Bio: Ghada Almashaqbeh is an assistant professor of Computer Science and Engineering at the University of Connecticut. Her research interests span cryptography, privacy, and systems security with a large focus on blockchains and their applications. Ghada received her PhD from Columbia in 2019. Before joining UConn, she spent a while exploring the entrepreneurship world; she was a Cofounder and Research Scientist at CacheCash, and then a Cryptographer at NuCypher. Ghada is an affiliated member at the Connecticut Advanced Computing Center (CACC) and the Engineering for Human Rights Initiative at UConn, and a scientific advisor for Sunscreen Tech and The Melon.
Integrating Design-time and Run-time Methods for Detecting Cyber-Attacks: Marjan Sirjani (Mälardalen University)

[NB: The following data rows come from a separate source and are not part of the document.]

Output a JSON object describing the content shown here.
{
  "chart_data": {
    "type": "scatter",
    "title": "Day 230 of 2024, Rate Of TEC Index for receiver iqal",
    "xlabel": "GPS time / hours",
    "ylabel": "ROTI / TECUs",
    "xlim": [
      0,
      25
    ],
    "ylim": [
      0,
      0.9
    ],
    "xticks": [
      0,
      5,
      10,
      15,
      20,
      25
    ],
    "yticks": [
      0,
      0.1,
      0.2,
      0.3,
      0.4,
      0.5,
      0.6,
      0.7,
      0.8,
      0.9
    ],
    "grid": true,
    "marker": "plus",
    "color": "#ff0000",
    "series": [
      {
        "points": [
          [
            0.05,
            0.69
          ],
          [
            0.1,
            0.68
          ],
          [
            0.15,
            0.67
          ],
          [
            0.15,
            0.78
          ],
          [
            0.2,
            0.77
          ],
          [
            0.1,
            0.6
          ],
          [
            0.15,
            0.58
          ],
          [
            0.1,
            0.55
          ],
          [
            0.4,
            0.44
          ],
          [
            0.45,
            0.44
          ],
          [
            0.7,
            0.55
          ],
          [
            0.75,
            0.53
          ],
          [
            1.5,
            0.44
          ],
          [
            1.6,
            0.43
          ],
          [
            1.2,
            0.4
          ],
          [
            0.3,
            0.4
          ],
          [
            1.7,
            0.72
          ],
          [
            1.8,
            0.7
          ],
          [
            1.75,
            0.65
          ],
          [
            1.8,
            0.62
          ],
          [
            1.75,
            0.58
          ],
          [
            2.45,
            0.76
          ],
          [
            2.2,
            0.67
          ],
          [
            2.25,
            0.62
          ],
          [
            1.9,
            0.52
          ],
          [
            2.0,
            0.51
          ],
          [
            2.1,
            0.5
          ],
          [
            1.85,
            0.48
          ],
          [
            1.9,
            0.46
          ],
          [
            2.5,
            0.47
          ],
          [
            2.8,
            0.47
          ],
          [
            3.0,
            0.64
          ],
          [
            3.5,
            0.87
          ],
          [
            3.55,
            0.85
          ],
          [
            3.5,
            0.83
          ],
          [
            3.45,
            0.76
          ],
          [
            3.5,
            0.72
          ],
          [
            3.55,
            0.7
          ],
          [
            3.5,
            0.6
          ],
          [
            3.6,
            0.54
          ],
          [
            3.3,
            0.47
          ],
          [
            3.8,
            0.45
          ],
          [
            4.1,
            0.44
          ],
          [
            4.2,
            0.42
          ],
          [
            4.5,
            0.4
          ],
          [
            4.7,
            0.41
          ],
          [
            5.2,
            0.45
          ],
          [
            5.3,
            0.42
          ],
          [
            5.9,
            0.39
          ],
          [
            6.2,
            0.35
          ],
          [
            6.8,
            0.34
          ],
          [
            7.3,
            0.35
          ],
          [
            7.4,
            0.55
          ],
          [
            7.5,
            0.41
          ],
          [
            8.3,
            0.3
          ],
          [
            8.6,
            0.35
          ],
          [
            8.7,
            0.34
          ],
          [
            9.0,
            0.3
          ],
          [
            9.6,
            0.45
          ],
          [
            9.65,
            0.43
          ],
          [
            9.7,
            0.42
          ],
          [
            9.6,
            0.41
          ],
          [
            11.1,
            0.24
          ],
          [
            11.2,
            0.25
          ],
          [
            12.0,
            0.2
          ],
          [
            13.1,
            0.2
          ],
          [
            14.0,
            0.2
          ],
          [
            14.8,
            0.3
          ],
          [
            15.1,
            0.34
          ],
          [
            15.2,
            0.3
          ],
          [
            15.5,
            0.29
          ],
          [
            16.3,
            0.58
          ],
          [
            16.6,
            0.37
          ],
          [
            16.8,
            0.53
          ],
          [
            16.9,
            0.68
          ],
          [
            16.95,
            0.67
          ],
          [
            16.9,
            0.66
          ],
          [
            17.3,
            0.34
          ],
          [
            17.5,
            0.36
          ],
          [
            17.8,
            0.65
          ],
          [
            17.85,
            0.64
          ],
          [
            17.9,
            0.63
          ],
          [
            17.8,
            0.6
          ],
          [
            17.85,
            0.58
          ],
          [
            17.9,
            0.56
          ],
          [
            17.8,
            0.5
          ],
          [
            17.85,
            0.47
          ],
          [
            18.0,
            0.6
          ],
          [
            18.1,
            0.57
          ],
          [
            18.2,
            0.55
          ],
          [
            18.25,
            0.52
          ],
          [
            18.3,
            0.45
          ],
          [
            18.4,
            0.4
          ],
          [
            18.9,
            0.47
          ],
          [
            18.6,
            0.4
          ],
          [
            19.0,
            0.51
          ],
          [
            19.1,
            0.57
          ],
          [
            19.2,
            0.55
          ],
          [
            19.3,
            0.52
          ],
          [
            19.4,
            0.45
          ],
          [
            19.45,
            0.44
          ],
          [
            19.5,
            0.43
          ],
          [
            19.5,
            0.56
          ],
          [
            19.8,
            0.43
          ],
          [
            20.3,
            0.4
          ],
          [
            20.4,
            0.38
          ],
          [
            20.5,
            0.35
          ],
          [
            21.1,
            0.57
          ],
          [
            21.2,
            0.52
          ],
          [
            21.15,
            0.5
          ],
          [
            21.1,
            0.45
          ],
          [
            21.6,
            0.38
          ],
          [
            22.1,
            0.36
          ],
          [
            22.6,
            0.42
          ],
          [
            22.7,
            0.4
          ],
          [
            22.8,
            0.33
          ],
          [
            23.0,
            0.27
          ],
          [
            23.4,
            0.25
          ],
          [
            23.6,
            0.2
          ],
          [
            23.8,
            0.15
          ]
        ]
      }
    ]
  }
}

Abstract: In this talk I will explain our method for detecting cyber-attacks on CPS using formal verification at design time, and runtime monitoring during operation. We develop a monitor that uses an abstract digital twin, the so-called Tiny Twin, to detect false sensor data and faulty control commands. The Tiny Twin is a state transition diagram that represents the required behavior of the system, observable from the monitor point of view. We model the components of the system and the physical processes using Rebeca modeling language and use its model checker to generate the state space. The Tiny Twin is built automatically by reducing the state space, keeping the observable behavior of the system, and preserving the trace equivalence. Lingua Franca language is used to develop the system and run the simulations. I show the method using a few case studies. In our future work we will focus on causality and finding the sources of anomalies and vulnerabilities. We will also focus on human interactions with the systems and trustworthiness.
Bio: Marjan Sirjani is a Professor at Mälardalen University, and the leader of Cyber-Physical Systems Analysis research group. Her main research interest is applying formal methods in Software Engineering. She works on modeling and verification of concurrent, distributed, timed, and self-adaptive systems. Marjan and her research group are pioneers in building model checking tools, compositional verification theories, and state-space reduction techniques for actor-based models. She has been working on analyzing actors since 2001 using the modeling language Rebeca (http://www.rebeca-lang.org). Her research is now focused on safety and security assurance and performance evaluation of cyber-physical and autonomous systems. Marjan has been the PC member and PC chair of several international conferences including SEFM, iFM, Coordination, FM, FMICS, SAC, FSEN, and DATE. She is an editor of the journal of Science of Computer Programming.